= Ibis redibis nunquam per bella peribis =

Latin phrase

Ibis redibis nunquam per bella peribis (alternatively Ibis redibis nunquam in bello morieris) is a Latin phrase, often used to illustrate the meaning of syntactic ambiguity to students of either Latin or linguistics. Traditionally, it is attributed to the oracles of Dodona. The phrase is thought to have been uttered by a general consulting the oracle about his fate in an upcoming battle. The sentence is crafted in a way that, without punctuation, it can be interpreted in two significantly different ways.

==Meanings and translation==

 Ibis, redibis, nunquam per bella peribis.

Meaning "you will go, you will return, never in war will you perish". The other possibility is the exact opposite in meaning:

 Ibis, redibis nunquam, per bella peribis.

That is: "you will go, you will return never, in war you will perish".

===Greek parallel===
A Greek parallel expression with the same meaning is also current: ἤξεις ἀφήξεις, οὐ θνήξεις ἐν πολέμῳ ("Íxeis afíxeies, ou thníxeis en polémo").
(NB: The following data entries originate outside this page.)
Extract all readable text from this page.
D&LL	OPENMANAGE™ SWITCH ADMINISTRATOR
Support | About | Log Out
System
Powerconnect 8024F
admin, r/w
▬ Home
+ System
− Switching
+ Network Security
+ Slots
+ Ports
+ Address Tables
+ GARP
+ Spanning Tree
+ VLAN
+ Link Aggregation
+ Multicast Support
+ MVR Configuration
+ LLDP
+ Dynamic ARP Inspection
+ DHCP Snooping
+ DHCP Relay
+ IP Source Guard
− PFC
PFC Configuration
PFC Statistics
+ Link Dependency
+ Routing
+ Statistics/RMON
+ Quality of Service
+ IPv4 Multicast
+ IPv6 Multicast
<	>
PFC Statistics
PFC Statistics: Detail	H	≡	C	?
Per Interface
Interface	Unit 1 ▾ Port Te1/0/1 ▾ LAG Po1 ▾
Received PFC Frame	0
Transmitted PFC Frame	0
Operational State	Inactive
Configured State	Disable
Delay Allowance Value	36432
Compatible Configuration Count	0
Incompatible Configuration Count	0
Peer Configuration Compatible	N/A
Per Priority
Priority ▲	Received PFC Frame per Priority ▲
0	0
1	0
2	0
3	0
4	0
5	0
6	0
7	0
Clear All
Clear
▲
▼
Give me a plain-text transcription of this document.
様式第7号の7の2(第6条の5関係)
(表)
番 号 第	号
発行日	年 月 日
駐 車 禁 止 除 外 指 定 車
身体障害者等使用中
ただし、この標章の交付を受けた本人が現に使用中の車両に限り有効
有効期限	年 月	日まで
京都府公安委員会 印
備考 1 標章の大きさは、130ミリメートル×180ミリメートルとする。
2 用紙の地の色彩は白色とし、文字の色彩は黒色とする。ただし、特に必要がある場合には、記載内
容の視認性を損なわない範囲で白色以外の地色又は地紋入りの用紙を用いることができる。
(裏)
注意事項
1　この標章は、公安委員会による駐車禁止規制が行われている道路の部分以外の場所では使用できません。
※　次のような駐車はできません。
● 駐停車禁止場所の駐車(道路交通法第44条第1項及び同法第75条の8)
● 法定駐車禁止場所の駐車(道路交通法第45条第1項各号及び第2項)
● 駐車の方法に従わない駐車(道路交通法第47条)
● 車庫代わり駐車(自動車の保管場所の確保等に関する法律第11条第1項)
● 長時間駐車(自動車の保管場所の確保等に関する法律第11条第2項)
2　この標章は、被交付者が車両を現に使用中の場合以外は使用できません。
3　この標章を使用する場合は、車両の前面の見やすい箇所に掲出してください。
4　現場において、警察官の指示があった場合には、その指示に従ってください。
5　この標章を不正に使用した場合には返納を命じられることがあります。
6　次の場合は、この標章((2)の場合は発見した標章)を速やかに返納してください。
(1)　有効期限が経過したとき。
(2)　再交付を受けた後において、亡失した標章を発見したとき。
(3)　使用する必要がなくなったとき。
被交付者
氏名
While Greek authorities have in the past assumed this was the original Dodona oracle (e.g. first edition of Babiniotis dictionary), no ancient instance of the expression is attested, and a future form corresponding to the rhyming θνήξεις, thníxeis (instead of the classical θανεῖ, thaneí), is first attested from the reign of Nero (Greek Anthology 9.354). The Greek expression is therefore probably a modern back-translation from the Latin.

===Contemporary usage===

To say that something is an ibis redibis, usually in the context of legal documents, is to say that its wording is (either deliberately or accidentally) confusing or ambiguous.

The Austrian writer Peter Handke uses the phrase as an epigraph to his books Die Hornissen and Crossing the Sierra de Gredos.